Diamond-coated mechanical seals promise pump energy savings
Even as controversies still clog media airwaves with strident opinions about how “real” various impending resource crises actually are, our engineers are finding the increasingly needed solutions. Further, it’s common knowledge that industrial pumps and motors as a category are amongst the really great global energy expenders.
Because diamonds are extremely hard and strong, with low-friction properties, their use as a mechanical-seal coating for pumps moving caustics, solvents or acids is seen as a way to increase productivity and save energy.
To further use of diamond-coated hard faces for its mechanical seals, Flowserve Corp., provider of flow-control solutions for global infrastructure, signed an agreement with Advanced Diamond Technologies, Inc. (ADT) announced at the 42nd annual Turbomachinery and 29th annual pump symposia in October.
Flowserve becomes exclusive supplier of diamond-coated hard faces based on ADT’s ultrananocrystalline-structured diamond (UNCD) coating. Applied to base materials, the coating is an exceptionally hard surface with improved wear characteristics, the companies say. This is beneficial in pumping services needing protection from slurry; subject to dry running conditions; or requiring resistance to chemical corrosion.
It’s also suitable for many common pumping applications, says Jack Vasko, a Flowserve product manager. “Pumps so often aren’t operated as originally intended. When that’s the case, it’s the seal face where the greatest danger lies. Running dry can kill a mechanical seal in seconds.”
The traditional way to combat seal stress, or that caused by hot water, for example, is to water-cool or use dual mechanical seals. Instead, Vasko says, “Using single seals in lieu of dual seals means less horsepower is needed. Requirements for cooling water and barrier fluid are gone.”

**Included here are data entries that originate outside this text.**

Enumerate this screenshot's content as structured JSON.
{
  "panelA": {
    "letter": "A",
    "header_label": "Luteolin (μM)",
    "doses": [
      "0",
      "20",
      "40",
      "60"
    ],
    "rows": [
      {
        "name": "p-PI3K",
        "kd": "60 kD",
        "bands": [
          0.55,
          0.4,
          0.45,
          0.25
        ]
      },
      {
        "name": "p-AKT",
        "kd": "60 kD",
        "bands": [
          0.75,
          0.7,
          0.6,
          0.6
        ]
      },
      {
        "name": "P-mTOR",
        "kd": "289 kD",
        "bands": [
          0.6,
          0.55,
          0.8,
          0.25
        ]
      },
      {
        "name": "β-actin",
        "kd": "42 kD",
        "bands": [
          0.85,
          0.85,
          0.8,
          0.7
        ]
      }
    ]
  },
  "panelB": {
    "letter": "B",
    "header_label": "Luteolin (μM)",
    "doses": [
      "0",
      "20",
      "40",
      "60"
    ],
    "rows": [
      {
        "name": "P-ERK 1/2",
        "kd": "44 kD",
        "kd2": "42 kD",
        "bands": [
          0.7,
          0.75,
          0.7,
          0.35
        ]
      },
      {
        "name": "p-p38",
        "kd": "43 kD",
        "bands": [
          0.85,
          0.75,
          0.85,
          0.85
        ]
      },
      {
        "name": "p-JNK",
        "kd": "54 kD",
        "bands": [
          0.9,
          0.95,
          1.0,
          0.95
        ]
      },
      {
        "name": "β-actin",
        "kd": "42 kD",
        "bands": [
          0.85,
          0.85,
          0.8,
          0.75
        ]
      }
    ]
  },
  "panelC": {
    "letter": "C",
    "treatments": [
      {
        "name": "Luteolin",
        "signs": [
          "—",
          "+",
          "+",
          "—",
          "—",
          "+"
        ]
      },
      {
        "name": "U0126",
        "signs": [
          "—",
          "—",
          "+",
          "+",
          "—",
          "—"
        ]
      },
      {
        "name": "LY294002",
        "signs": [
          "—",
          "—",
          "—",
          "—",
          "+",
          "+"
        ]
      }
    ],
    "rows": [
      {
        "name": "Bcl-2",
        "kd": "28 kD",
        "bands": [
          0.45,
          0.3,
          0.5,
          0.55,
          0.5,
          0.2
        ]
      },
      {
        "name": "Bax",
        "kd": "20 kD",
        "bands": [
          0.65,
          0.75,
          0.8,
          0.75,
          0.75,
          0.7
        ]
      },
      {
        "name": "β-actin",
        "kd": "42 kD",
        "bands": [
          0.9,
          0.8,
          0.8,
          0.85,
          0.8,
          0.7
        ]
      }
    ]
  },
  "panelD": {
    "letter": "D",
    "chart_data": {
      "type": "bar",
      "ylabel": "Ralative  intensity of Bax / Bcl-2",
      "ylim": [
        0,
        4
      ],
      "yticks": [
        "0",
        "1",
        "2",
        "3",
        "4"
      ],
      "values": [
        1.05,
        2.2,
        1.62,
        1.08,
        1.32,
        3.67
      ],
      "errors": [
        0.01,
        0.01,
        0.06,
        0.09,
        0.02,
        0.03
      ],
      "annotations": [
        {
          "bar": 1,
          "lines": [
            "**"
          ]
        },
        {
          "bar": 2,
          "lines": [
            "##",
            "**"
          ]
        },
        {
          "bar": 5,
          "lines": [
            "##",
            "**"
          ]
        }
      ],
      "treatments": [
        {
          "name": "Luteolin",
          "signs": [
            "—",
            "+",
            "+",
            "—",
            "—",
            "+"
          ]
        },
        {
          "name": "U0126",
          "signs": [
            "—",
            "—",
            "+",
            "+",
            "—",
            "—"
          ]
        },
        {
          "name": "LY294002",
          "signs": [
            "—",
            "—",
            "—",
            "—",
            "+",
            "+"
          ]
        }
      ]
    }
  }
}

While “diamond-like” coatings have been around for many years, John Yerger, ADT’s CEO and president says, “UNCD is unique, with small grain size and tremendous smoothness.”
The diamond coating “is the next step in the evolution for us,” Vasko says. “It consumes less power. It is a thin coating that has good adhesion to the seal face and runs against a variety of materials. It is unique in its range of applications and seal types with which it can be used.”
Flowserve and ADT, a spinoff from the Argonne National Laboratory, have worked together since the 1980s. By turning natural gas into diamond in a highly reproducible process, ADT supplies films for electronic, mechanical, industrial and biomedical uses.
Vasko concludes, “To operate in dirty and low-lubricity fluids without using cooling water or dual mechanical seals, change to UNCD-coated faces running directly on product fluid without external support. You’ll save energy.”